Akis Temperidis is well known to Navarino. In 2007 he began an extraordinary trip to drive around the world in 800 days, for which Navarino provided connectivity. Now he is on the road with Navarino again, in another round-the-world expedition that he hopes will inspire cultural understanding and raise awareness of the benefits to be had from a simpler, nomadic lifestyle that respects nature. In this interview, you can read the story of his latest adventure so far.
‘It was mid-September 2019 when we left Greece to take this trip around the world, starting from the Balkans. Three months later we crossed the Turkish border, hopeful to follow the historic Silk Route in central Asia and arrive in Mongolia, presumably at the beginning of this summer. According to our initial plans we should be now somewhere between China and SE Asia, although magically and unexpectedly we are exploring the arctic zone in Scandinavia and we have just arrived at North Cape on the 71st parallel.

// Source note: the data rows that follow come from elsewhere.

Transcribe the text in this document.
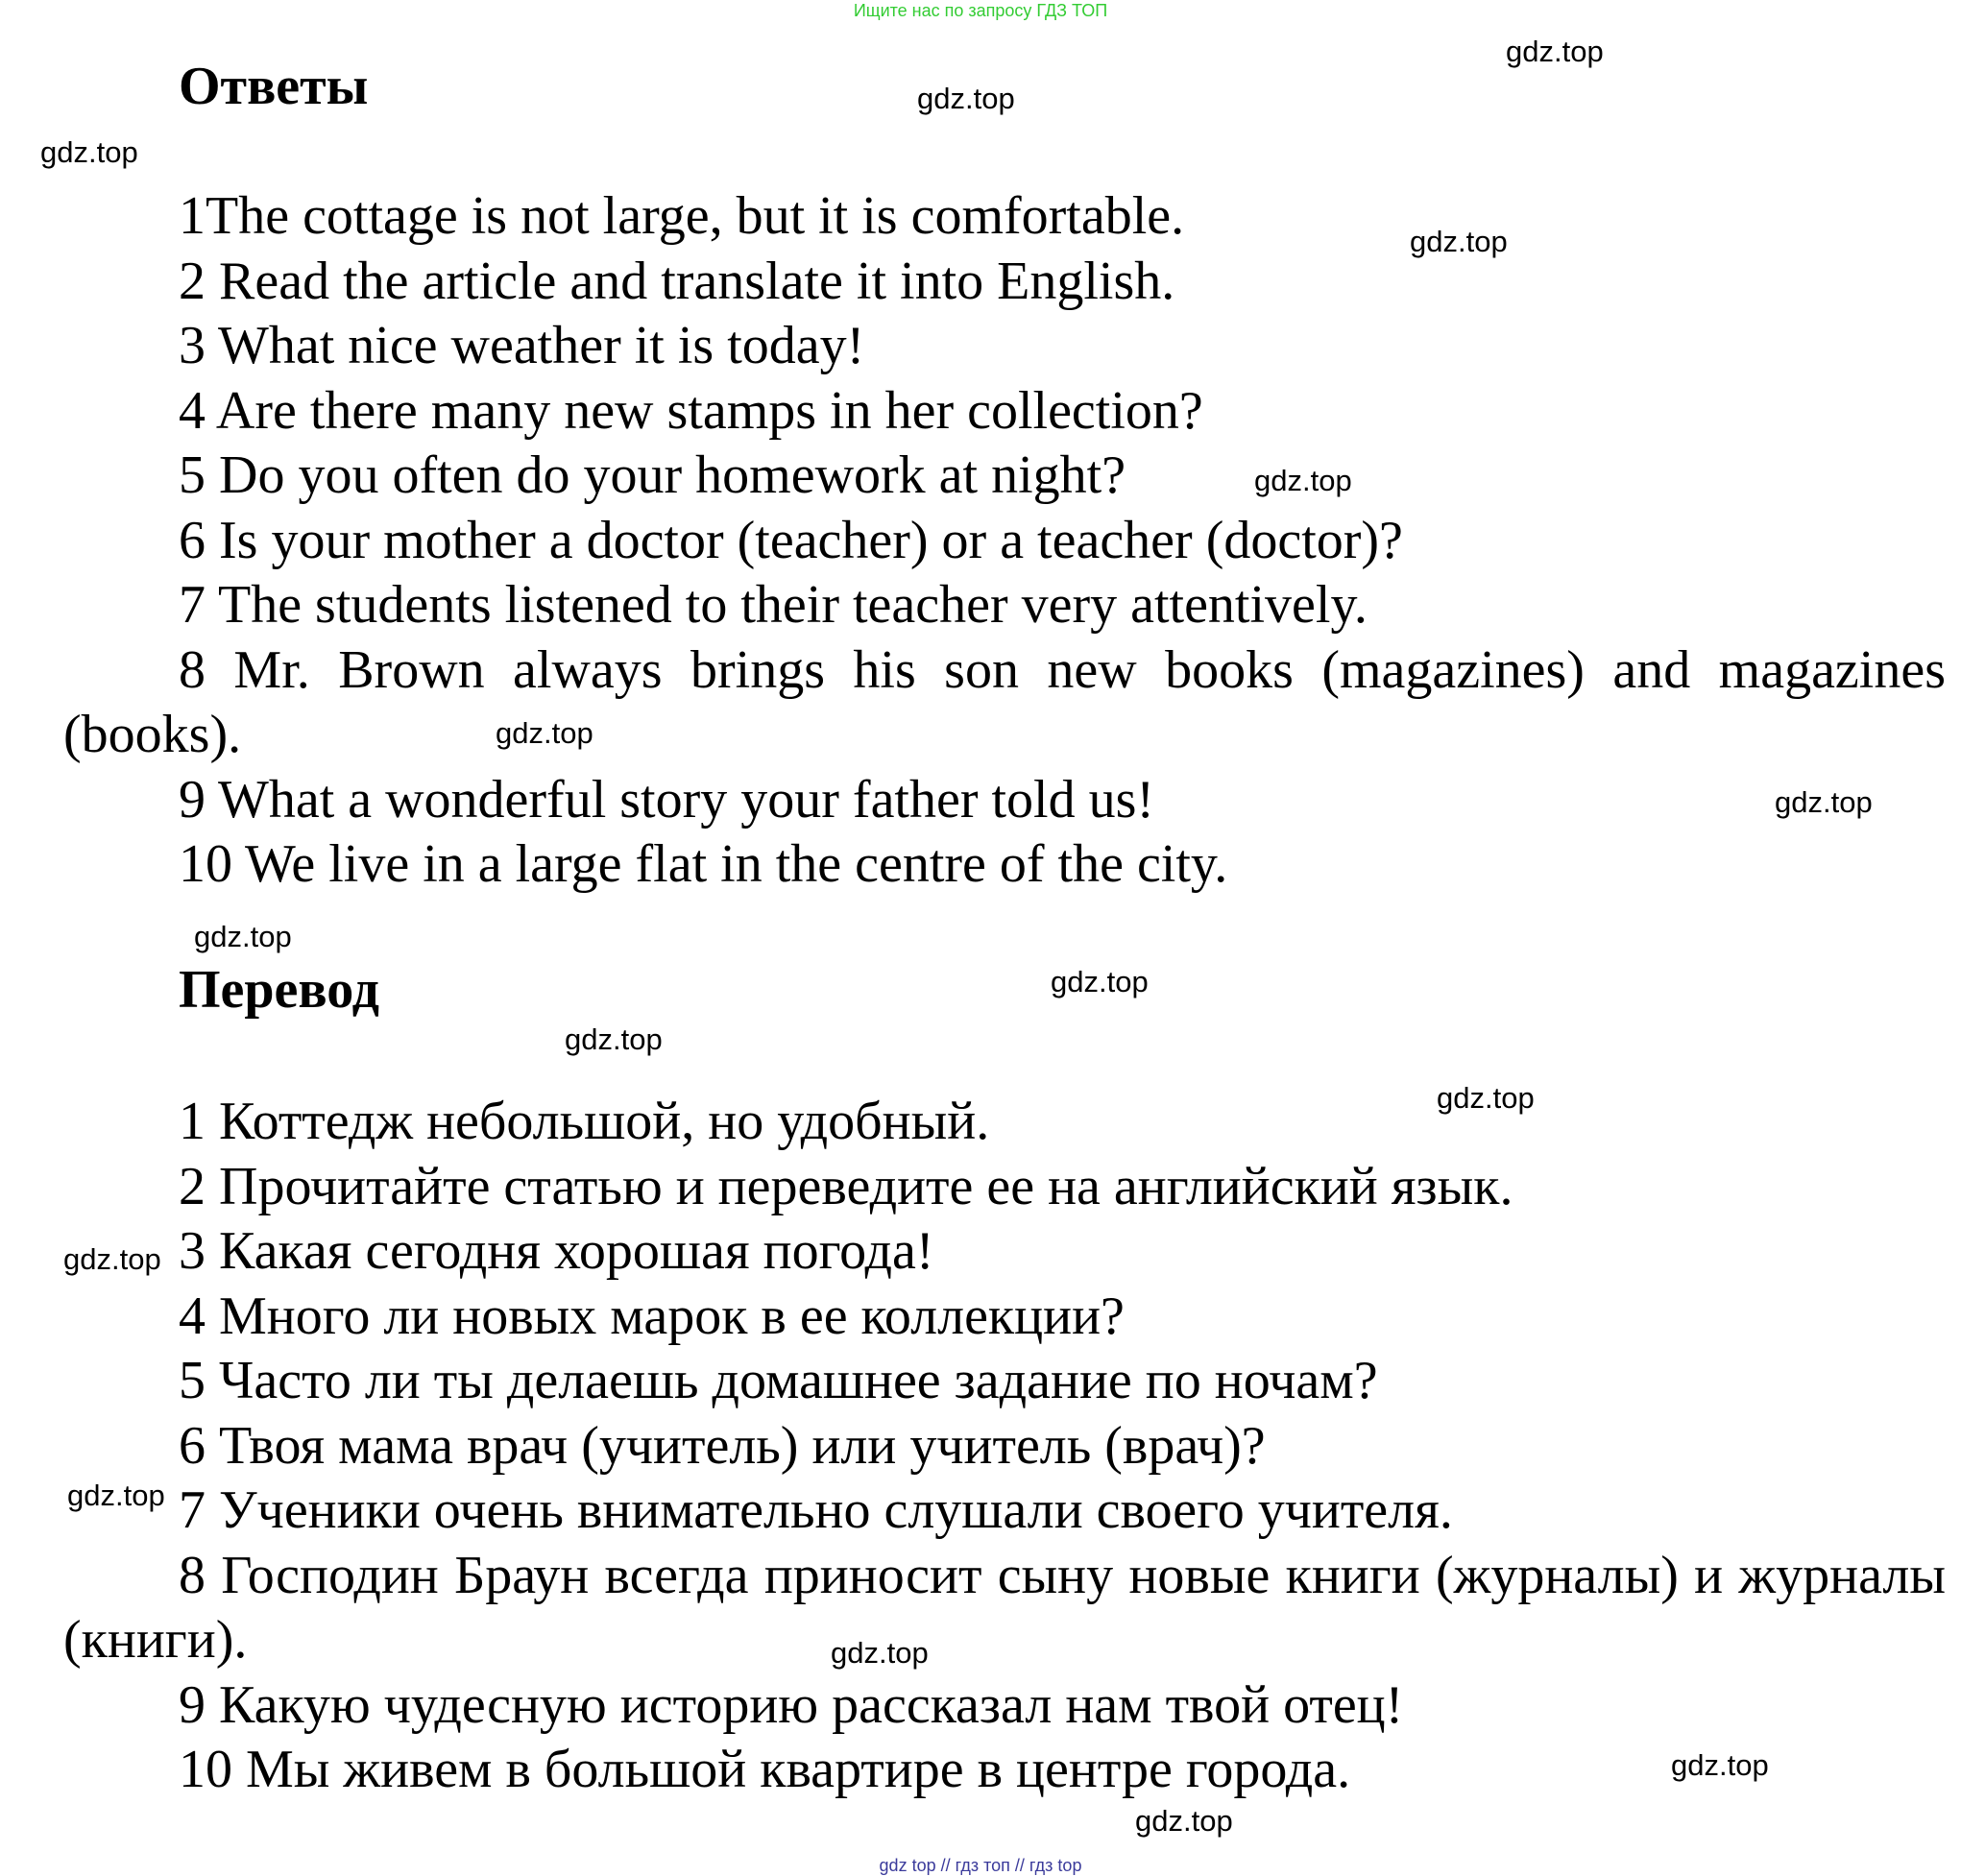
Ищите нас по запросу ГДЗ ТОП
Ответы
1The cottage is not large, but it is comfortable.
2 Read the article and translate it into English.
3 What nice weather it is today!
4 Are there many new stamps in her collection?
5 Do you often do your homework at night?
6 Is your mother a doctor (teacher) or a teacher (doctor)?
7 The students listened to their teacher very attentively.
8 Mr. Brown always brings his son new books (magazines) and magazines (books).
9 What a wonderful story your father told us!
10 We live in a large flat in the centre of the city.
Перевод
1 Коттедж небольшой, но удобный.
2 Прочитайте статью и переведите ее на английский язык.
3 Какая сегодня хорошая погода!
4 Много ли новых марок в ее коллекции?
5 Часто ли ты делаешь домашнее задание по ночам?
6 Твоя мама врач (учитель) или учитель (врач)?
7 Ученики очень внимательно слушали своего учителя.
8 Господин Браун всегда приносит сыну новые книги (журналы) и журналы (книги).
9 Какую чудесную историю рассказал нам твой отец!
10 Мы живем в большой квартире в центре города.
gdz.top
gdz.top
gdz.top
gdz.top
gdz.top
gdz.top
gdz.top
gdz.top
gdz.top
gdz.top
gdz.top
gdz.top
gdz.top
gdz.top
gdz.top
gdz.top
gdz top // гдз топ // гдз top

We were deep in Anatolia, heading to Georgia and Armenia, when the pandemic closed all the borders in central Asia and most countries started to lockdown their populations in order to pull the handbrake on the covid-19 outbreak. Border closures made us feel like prisoners in our own vehicle, as we couldn’t go anywhere and felt like we were in a dystopian novel for our generation. It was like a third world war feeling, especially when we crossed the already closed Greek border and drove on isolated roads back home. Greece seemed as if it had been hit by a biological bomb then.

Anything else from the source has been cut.